Accordingly, Marks Paneth & Shron LLP, a New York City-based accounting firm with nearly 500 people, providing tax advisory and consulting for high net worth individuals and their families, as well as a wide range of services for international, real estate, media, entertainment, nonprofit, professional services, and energy clients, has highlighted some tips with potential payoff, as well as issues to be aware of and pitfalls to avoid, in the coming months.
The firm believes its clients - and anyone interested in making sound decisions - should:
Consider taking dividends and capital gains soon. After 2010, the beneficial tax rate of 15% on dividends and capital gains is scheduled to jump due to a sunset provision in the current law. Dividends would be taxed at ordinary income rates, currently up to 35%. If you own a C Corp, consider distributing a portion of your earnings and profits as dividends in order to save up to 20% on the rate change. Also, consider taking capital gains on securities before the end of 2010, since the tax rate will increase to 20%. You should always consider the fact that you are accelerating income tax to achieve a lower tax rate.
Beware of "double taxation" - New York State residency taxes may apply, even if you live and pay taxes somewhere else. Buying or renting a pied-a-terre in New York City, even if not used very often, or staying regularly with a friend, can be more expensive than many work-weary - or city-loving - commuters think. Those overnights often subject out-of-town residents to New York residency taxes.
Take advantage of recent filing fee reductions, if you're thinking of establishing an LLC in New York. Effective for 2007, New York State will dramatically lower the LLC fees that are imposed. Sole member LLCs's will no longer be charged a filing fee and the fees for LLCs taxed as partnerships will be reduced significantly.
Think twice about like-kind exchanges of property. Don't settle for a bad property in order to avoid taxes. In the quest for lower taxes, people often wind up overpaying or getting an inferior property. Paying the tax on a current property may end up costing less in the long run.
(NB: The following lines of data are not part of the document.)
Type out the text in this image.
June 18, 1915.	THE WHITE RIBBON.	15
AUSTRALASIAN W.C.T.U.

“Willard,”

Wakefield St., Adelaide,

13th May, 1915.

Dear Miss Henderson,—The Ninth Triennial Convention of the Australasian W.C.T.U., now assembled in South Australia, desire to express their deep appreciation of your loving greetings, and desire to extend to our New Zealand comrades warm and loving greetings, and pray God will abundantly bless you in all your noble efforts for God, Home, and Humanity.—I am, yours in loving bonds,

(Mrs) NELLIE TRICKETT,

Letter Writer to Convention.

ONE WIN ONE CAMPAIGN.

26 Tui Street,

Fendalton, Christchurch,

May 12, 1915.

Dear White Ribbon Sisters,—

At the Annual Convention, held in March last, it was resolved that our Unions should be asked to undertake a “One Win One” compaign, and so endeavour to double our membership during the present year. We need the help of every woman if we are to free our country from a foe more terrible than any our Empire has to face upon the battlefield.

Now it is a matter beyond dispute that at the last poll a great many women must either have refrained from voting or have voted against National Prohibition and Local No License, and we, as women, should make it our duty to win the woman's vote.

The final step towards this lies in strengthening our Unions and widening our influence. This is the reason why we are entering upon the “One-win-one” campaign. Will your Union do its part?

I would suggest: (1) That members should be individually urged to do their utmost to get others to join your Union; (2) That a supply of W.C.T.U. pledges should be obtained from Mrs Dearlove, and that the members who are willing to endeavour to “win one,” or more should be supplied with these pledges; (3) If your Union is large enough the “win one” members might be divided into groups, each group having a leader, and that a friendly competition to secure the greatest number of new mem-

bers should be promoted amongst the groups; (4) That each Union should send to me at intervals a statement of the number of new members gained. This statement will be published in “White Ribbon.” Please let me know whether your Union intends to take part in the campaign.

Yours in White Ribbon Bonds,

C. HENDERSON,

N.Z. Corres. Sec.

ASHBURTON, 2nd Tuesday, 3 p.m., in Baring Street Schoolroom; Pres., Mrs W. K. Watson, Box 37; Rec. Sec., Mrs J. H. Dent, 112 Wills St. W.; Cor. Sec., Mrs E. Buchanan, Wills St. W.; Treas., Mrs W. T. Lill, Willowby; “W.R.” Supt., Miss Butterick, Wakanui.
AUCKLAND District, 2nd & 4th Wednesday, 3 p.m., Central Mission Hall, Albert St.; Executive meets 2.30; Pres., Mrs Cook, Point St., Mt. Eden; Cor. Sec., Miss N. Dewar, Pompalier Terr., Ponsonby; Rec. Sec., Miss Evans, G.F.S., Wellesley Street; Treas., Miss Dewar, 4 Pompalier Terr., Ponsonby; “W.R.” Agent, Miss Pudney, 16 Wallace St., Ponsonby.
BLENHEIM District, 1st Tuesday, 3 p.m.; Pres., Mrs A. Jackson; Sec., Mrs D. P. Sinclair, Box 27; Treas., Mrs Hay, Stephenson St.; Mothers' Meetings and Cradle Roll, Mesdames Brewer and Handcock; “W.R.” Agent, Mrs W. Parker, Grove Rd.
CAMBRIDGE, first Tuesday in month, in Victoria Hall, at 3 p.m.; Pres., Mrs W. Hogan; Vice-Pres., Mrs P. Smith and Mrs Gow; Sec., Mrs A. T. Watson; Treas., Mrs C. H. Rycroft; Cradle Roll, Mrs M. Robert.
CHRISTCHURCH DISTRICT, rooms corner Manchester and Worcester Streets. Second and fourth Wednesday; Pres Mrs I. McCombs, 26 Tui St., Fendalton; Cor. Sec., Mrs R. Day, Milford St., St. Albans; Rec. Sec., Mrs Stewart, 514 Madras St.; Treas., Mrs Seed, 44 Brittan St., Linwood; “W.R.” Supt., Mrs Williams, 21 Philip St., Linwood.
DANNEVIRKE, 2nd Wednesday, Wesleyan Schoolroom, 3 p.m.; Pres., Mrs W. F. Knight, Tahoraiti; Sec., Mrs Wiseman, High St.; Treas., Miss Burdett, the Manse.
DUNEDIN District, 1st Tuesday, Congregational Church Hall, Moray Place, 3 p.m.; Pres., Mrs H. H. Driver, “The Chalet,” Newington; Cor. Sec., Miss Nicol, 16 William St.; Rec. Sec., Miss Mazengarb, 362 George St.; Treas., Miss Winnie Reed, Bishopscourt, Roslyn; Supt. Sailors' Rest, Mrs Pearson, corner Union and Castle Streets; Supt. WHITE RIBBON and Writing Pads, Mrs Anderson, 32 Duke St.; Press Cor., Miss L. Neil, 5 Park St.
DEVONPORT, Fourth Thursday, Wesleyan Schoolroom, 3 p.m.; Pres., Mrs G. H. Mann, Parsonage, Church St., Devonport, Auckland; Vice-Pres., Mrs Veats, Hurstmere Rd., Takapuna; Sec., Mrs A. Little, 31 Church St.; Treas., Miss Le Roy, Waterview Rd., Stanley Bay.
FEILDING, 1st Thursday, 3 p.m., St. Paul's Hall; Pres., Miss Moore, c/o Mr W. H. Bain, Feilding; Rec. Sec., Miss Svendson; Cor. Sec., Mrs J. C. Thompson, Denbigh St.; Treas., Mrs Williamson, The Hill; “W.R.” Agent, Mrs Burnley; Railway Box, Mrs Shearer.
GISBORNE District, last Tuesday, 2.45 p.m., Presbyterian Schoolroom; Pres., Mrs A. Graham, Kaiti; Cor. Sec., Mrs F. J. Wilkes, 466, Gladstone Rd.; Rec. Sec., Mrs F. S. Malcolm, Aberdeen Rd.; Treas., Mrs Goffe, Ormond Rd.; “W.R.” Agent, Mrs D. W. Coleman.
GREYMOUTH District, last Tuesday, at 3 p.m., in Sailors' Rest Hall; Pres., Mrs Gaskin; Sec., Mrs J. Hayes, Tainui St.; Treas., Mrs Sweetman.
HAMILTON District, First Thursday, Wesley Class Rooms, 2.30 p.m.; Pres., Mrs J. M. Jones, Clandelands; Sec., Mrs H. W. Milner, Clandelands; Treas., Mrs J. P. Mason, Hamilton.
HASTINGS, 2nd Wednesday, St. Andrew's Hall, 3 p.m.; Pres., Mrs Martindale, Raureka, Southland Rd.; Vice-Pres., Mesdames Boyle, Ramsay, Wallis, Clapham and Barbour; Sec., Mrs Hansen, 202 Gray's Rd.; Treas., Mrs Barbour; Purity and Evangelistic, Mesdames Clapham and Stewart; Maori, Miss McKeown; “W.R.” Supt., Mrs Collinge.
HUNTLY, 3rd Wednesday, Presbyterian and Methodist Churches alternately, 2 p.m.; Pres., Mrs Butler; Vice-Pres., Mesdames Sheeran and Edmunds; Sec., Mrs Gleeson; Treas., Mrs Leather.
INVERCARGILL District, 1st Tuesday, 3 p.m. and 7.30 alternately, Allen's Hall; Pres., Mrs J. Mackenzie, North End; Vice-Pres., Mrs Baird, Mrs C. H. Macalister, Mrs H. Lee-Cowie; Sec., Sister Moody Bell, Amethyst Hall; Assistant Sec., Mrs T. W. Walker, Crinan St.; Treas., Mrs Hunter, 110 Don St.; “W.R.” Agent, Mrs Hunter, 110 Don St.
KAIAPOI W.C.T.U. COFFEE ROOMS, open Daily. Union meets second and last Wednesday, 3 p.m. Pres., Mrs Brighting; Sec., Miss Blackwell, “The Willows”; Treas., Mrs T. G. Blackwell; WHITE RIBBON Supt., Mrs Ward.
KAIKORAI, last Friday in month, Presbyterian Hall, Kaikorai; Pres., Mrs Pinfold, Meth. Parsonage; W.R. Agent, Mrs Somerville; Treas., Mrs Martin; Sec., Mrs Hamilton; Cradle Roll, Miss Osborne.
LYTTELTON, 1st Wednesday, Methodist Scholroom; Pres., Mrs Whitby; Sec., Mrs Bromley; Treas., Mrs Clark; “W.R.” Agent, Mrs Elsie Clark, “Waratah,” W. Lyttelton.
Stop and take a "safety check" before joining a nonprofit board. As enticing as it may sound for cause-related reasons, prestige, or networking, joining a nonprofit board should never be a "no-brainer." Even minor conflicts of interest and governance gaps on nonprofit boards can result in embarrassing, time-consuming situations for board members. Before signing on, you should understand the board's true mission; review its governance policies, including whether the organization has a whistleblower's policy; and know what type of conflict of interest guidelines are in place. You should also check to see if there is D&O insurance.
Be ever more vigilant and prepared if you're a corporate board member or executive. Today's business environment is complex and demanding. Increasing rates of litigation and fraud investigations are just a few pieces of the puzzle. Corporate board members need to not only strengthen internal controls, but to also focus on understanding their responsibilities and obligations in their role as corporate stewards.
Take advantage of legislation now if you're a landlord. Legislation passed that enables landlords to continue claiming costs of qualified leasehold improvements in a compressed timeframe. It covers qualified improvements placed in service before the end of 2007, but it's unknown whether this will be extended to 2008.
Take full advantage of recently changed New York State tax credits, and little-known New York City tax breaks, especially if you're in the production or media business. New York State now provides a tax credit linked to commercials and films produced in the state, and there's also a tax credit for purchased editing and production equipment used in the state. Meanwhile, New York City's leniency for manufacturers - including production and media companies - reduces city tax for sales made outside of the city.
Consider new ways to qualify as a Co-op housing corporation and get the tax benefit. The recently enacted Mortgage Forgiveness Debt Relief Act provides new opportunities for housing co-ops to qualify and permit their shareholders to deduct their share of mortgage interest and real estate taxes. It used to be that 80% of the co-op's total income had to be derived from tenant-shareholder income (as opposed to from commercial income or other sources) to qualify. The parameters have widened a bit. Now, the co-op can also qualify if 80% or more of its square footage is used or available for use by tenant-shareholders for residential or related purposes - or if 90% or more of the co-op's annual expenditures involve acquisition, construction, management and/or maintenance of the property for the benefit of tenant-shareholders.